In late May of last year, the Quinnipiac University Poll had Hillary Clinton with a 42 point advantage over second place Bernie Sanders on one side and a four-way tie between Marco Rubio, Ben Carson, Jeb Bush and Mike Huckabee on the other side. Donald Trump sat on the fringes in 7th place. Fast forward a year and we have Trump as the Republican nominee while Hillary Clinton is still in the process of cementing her party’s base.
Likely policy implementation is no less ambiguous. Though each candidate has made strong stands on certain topics, each has also left room for negotiation. We must also consider that messages may become more centrist as we move past primary season and towards the general election. This may offer interesting shifts in the binary ideologies of recent elections. The current republican nominee has come to represent a protectionist tilt while the democratic nominee will be tasked with convincing previously uncommitted voters to join her from both the Bernie Sanders camp and the establishment centrist crowd. Meanwhile, rumors still persist of a possible well-funded third party entry.
Policy is of course where we may be able to glean the most relevant information for the economy and markets, but it is also hard to predict the likelihood of policy implementation given a president’s reliance on a supportive congress. According to research from Bloomberg and Goldman Sachs Asset Management (GSAM), from 1947 through 2015, the S&P 500 has averaged an annual price return of between 9 and 14% under a democratic president depending on the tilt of congress. Over the same time period, the S&P 500 averaged an annual price return of anywhere from -1 to 15% under a republican president depending on the makeup of congress. As intriguing as this seems at face value, when you go under the hood to evaluate the consistency of these patterns, you quickly realize that the numbers are little more than random. GSAM’s statistical regression of the data reveals that president and congressional party have little, if any, predictive capability in regards to S&P 500 returns. Correlations between the party in power and market returns are universally low.
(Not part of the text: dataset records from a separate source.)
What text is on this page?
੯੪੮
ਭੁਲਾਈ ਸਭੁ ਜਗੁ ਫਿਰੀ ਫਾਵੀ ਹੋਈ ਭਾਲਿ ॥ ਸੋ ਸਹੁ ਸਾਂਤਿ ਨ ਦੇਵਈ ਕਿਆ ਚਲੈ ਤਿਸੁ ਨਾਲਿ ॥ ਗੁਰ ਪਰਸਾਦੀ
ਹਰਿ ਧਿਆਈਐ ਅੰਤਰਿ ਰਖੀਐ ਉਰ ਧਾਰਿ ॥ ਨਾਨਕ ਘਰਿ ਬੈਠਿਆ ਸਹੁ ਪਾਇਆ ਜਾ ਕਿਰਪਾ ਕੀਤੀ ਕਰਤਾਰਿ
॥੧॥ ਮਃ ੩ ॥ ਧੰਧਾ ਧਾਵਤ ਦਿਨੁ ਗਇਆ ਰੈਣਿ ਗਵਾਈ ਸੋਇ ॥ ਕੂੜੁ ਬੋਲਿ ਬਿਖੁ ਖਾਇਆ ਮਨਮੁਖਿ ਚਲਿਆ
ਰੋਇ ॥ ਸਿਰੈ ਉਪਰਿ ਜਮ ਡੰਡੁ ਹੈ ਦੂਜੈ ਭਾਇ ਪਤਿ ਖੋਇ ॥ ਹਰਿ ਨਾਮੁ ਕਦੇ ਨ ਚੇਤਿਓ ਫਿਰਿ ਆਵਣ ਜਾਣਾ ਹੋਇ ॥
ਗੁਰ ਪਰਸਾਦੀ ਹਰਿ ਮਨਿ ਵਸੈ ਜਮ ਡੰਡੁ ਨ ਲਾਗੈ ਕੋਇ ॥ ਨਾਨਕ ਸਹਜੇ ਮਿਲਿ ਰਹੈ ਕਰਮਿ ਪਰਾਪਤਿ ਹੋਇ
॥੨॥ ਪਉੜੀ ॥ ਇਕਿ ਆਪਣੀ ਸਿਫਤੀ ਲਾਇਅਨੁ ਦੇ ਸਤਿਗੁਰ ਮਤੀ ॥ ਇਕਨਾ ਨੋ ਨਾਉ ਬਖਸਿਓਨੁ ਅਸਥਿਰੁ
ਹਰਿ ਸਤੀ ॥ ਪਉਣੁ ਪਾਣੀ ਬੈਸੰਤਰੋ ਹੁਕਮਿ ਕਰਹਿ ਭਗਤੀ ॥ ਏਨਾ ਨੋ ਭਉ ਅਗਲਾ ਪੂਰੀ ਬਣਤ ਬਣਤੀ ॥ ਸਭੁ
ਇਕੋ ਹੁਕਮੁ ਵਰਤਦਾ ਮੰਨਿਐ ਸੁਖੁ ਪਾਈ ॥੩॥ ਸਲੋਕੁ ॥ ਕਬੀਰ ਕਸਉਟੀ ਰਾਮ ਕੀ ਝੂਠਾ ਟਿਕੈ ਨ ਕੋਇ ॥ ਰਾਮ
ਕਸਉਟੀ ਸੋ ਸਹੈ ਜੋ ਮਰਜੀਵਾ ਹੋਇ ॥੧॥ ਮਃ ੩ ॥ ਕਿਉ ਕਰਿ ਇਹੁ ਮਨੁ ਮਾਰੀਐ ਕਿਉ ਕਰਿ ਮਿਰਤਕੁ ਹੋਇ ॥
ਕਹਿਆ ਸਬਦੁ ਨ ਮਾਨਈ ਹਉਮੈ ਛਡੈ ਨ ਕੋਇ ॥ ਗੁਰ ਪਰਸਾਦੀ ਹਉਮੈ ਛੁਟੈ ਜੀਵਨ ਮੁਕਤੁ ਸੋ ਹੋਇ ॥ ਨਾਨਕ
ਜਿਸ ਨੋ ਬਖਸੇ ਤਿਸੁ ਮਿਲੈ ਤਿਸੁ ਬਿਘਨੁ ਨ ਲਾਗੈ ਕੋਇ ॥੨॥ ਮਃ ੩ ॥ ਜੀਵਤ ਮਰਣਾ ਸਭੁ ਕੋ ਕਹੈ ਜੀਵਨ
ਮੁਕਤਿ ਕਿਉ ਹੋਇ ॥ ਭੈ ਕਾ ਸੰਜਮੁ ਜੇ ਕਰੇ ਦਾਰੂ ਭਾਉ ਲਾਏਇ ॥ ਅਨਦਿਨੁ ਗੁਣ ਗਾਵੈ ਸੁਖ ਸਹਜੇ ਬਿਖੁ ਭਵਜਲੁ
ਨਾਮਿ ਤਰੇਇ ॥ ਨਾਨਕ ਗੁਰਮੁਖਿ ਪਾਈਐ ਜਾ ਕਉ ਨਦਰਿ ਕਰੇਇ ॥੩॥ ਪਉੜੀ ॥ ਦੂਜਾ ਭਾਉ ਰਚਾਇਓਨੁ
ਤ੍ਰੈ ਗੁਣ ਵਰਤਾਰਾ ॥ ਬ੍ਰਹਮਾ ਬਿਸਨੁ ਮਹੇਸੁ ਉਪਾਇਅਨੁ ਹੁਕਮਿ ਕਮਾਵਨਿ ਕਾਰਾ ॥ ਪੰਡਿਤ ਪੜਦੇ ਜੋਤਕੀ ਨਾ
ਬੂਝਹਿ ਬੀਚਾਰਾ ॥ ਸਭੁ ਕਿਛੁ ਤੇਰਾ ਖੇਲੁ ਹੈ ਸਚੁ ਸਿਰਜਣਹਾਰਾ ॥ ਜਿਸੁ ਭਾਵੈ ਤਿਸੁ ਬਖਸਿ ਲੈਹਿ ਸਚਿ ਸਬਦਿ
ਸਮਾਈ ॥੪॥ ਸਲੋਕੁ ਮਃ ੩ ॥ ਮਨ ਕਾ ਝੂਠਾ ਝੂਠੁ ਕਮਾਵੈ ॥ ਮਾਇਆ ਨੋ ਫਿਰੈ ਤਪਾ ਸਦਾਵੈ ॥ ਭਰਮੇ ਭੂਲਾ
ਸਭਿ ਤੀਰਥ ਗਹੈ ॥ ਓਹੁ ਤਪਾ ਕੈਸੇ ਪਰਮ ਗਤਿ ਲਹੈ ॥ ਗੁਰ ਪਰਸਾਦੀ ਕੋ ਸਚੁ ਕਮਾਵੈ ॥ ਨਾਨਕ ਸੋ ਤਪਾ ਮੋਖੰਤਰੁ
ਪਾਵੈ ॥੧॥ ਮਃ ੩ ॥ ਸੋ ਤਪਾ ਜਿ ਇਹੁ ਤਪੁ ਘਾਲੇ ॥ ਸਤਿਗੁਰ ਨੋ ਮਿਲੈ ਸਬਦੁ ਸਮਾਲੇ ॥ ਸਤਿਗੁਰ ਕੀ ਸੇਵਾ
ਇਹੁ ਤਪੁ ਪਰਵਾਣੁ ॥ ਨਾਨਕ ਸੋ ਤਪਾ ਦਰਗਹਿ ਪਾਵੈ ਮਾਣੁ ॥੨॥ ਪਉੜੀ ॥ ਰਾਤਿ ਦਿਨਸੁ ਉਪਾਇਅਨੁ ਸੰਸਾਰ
So what are we to garner from this acknowledgment of unpredictability? It is undoubtedly unpleasant for stock markets that thrive on confidence and certainty. Perhaps the upshot it is to focus on what we can control. We will continually review any regulatory and legislative impacts on capital market assumptions, but just as importantly, financial planning, risk management, tax strategy implementation, investment diversification and a long-term focus will all be vital components of successful wealth governance through the coming election and into the future.